I have been looking at the options of counteracting the thrust in low (20º) pitch hipped roofs.
I understand that one of the solutions employed to deal with this is to use ridge and hip beams.
It strikes me that this does not in fact work in timber as even if the beams are designed for 0 deflection the creep over time will still result in the jacks and hip rafters transmitting the full thrust.
If you could calculate exactly how much deflection will take place due to creep and shorten all the rafters in an arc acordingly and only fix them when they are loaded you could overcome this problem but I would doubt whether it was practical to achieve this.
This, I reckon, would also apply in all applications of a ridge beam?.

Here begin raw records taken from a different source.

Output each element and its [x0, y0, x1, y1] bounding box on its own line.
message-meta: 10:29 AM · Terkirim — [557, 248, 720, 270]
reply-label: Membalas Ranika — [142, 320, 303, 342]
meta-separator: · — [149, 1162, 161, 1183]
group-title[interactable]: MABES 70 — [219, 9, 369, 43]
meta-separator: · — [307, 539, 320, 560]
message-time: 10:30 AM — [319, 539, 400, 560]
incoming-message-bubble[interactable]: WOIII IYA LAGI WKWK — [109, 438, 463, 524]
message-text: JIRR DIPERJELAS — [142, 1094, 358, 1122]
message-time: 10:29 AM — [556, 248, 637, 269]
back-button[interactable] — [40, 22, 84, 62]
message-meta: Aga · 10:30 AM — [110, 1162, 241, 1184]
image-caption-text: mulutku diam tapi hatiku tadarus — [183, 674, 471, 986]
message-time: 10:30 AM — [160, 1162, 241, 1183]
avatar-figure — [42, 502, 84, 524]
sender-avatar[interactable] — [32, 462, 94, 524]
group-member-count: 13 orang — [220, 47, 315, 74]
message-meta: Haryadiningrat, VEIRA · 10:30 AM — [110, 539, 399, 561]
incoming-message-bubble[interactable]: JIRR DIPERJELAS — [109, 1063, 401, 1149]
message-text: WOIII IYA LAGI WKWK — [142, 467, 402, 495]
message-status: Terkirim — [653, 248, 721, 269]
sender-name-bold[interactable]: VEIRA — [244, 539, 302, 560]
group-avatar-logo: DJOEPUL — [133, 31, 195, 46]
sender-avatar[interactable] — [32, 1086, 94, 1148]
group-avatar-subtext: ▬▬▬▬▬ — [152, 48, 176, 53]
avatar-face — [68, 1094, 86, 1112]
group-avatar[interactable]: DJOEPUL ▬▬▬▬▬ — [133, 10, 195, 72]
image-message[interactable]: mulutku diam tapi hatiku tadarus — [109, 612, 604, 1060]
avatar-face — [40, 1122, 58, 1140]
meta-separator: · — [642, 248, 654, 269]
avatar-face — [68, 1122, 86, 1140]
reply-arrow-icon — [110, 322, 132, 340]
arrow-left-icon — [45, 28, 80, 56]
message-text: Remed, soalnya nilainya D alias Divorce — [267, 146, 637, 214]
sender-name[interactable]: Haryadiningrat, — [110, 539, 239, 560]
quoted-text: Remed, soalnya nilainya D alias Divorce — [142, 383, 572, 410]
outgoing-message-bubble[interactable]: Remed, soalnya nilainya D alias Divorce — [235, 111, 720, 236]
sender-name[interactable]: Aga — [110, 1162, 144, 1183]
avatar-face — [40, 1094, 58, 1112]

Following this theory through it would seem more appropriate to counteract the lateral thrust where it is taking place – at the the wall plate. In a vaulted roof construction this is probably best achieved in order of preference by, when possible, tying the opposing external walls together utilizing a perpendicular internal wall, in a masonry structure by using a concrete or steel bond beam (ring beam) and in a stick or SIP construction doing the same with either timber or steel - any difference in the width of the beam and walls being lost into a corbelled soffit.
In an unvaulted roof collars/ties or couples are an alternative but with the exception of couples incorporated into the ceiling, when you are proposing to utilize the roof space, is probably making more work?